Bridgestone is to bring its 2013-spec tires for the MotoGP race at the Circuit of the Americas in Austin, Texas. Production delays meant that the Japanese tire manufacturer was unable to guarantee a full allocation of the 2014 spec medium rear tires with the heat-resistant treatment being supplied to all of the MotoGP riders.
Research and inspection of data from 2013 showed that there would be no problem with the tires without the heat-resistant treatment at the Texan track, and so it was decided to supply everyone with the 2013-spec medium rear tires.
The alternative to this would be having two different specifications of the medium compound available to the riders in Austin. A Bridgestone spokesperson told us, “Bridgestone felt this was a better option than having riders end up with non-heat resistant and heat-resistant tyres in the same compound option at a race weekend.”
The 2013 tires will only be used at Austin, however, resulting from a production issue. “This is a one-off situation, the 2014 specification slicks will be offered at all other venues,” the spokesperson said.
The announcement will be welcome news to the Movistar Yamaha and Monster Tech 3 Yamaha teams. All four riders have struggled with the reduced edge grip produced by the heat-resistant layer in the 2014-spec tires, Jorge Lorenzo being perhaps the loudest critic of the change.

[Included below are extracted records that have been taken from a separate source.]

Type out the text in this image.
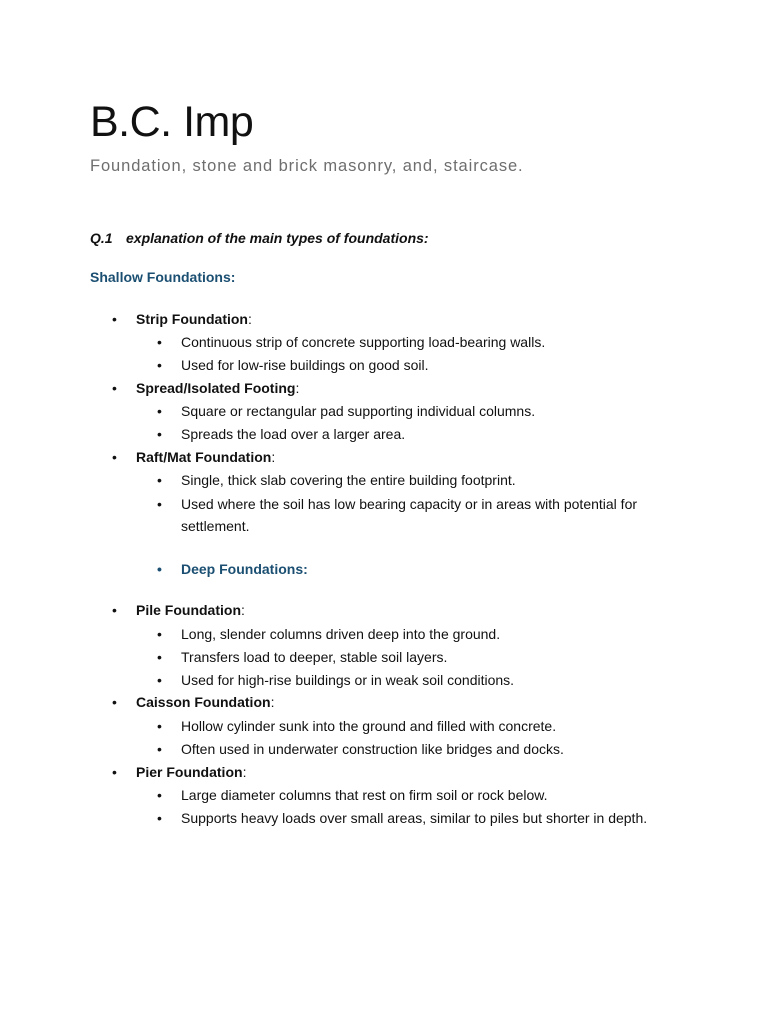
B.C. Imp

Foundation, stone and brick masonry, and, staircase.

Q.1 explanation of the main types of foundations:

Shallow Foundations:

• Strip Foundation:
• Continuous strip of concrete supporting load-bearing walls.
• Used for low-rise buildings on good soil.
• Spread/Isolated Footing:
• Square or rectangular pad supporting individual columns.
• Spreads the load over a larger area.
• Raft/Mat Foundation:
• Single, thick slab covering the entire building footprint.
• Used where the soil has low bearing capacity or in areas with potential for settlement.
• Deep Foundations:
• Pile Foundation:
• Long, slender columns driven deep into the ground.
• Transfers load to deeper, stable soil layers.
• Used for high-rise buildings or in weak soil conditions.
• Caisson Foundation:
• Hollow cylinder sunk into the ground and filled with concrete.
• Often used in underwater construction like bridges and docks.
• Pier Foundation:
• Large diameter columns that rest on firm soil or rock below.
• Supports heavy loads over small areas, similar to piles but shorter in depth.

It is no magic bullet, however: the Austin circuit proved to strongly favor the Honda riders in 2013, and though the addition of the seamless gearbox should level the playing field a little in Texas, the layout will likely still benefit Marc Marquez and Dani Pedrosa, rather than Jorge Lorenzo and Valentino Rossi.

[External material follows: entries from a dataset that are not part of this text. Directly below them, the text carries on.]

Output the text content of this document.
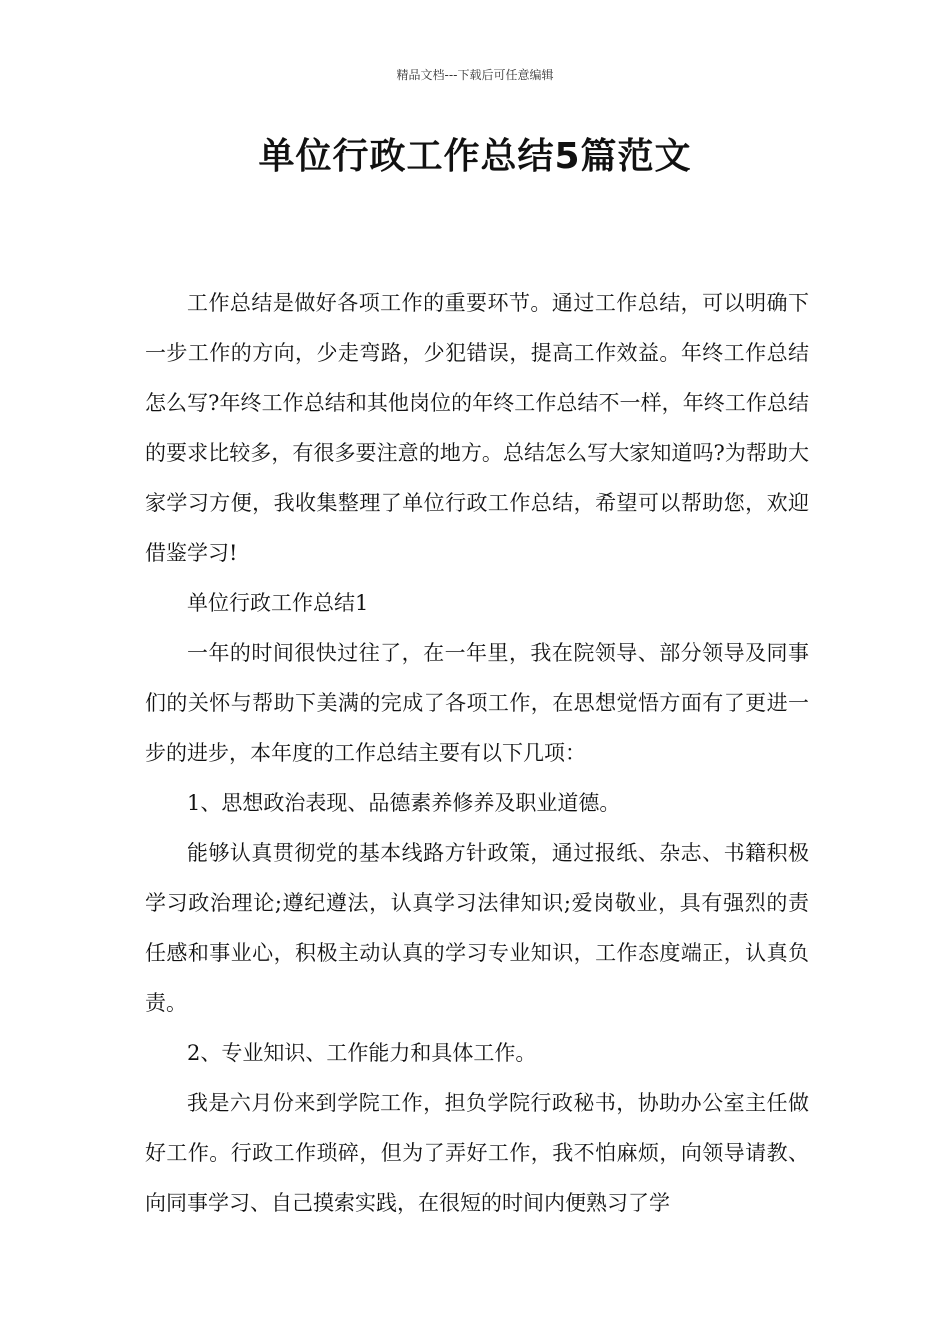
精品文档---下载后可任意编辑
单位行政工作总结5篇范文

工作总结是做好各项工作的重要环节。通过工作总结，可以明确下一步工作的方向，少走弯路，少犯错误，提高工作效益。年终工作总结怎么写?年终工作总结和其他岗位的年终工作总结不一样，年终工作总结的要求比较多，有很多要注意的地方。总结怎么写大家知道吗?为帮助大家学习方便，我收集整理了单位行政工作总结，希望可以帮助您，欢迎借鉴学习!

单位行政工作总结1

一年的时间很快过往了，在一年里，我在院领导、部分领导及同事们的关怀与帮助下美满的完成了各项工作，在思想觉悟方面有了更进一步的进步，本年度的工作总结主要有以下几项：

1、思想政治表现、品德素养修养及职业道德。

能够认真贯彻党的基本线路方针政策，通过报纸、杂志、书籍积极学习政治理论;遵纪遵法，认真学习法律知识;爱岗敬业，具有强烈的责任感和事业心，积极主动认真的学习专业知识，工作态度端正，认真负责。

2、专业知识、工作能力和具体工作。

我是六月份来到学院工作，担负学院行政秘书，协助办公室主任做好工作。行政工作琐碎，但为了弄好工作，我不怕麻烦，向领导请教、向同事学习、自己摸索实践，在很短的时间内便熟习了学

Real progress may come at Le Mans, when Bridgestone will be bringing a modified medium rear for the MotoGP riders. That tire still uses the heat-resistant treatment to prevent problems with the tire under high temperatures and difficult conditions, but a modified process restores some of the edge grip.
The same process was applied to the hard rear tires at the end of last year, and the change was given a positive reception, turning the hard rear tire into a viable race option at some tracks.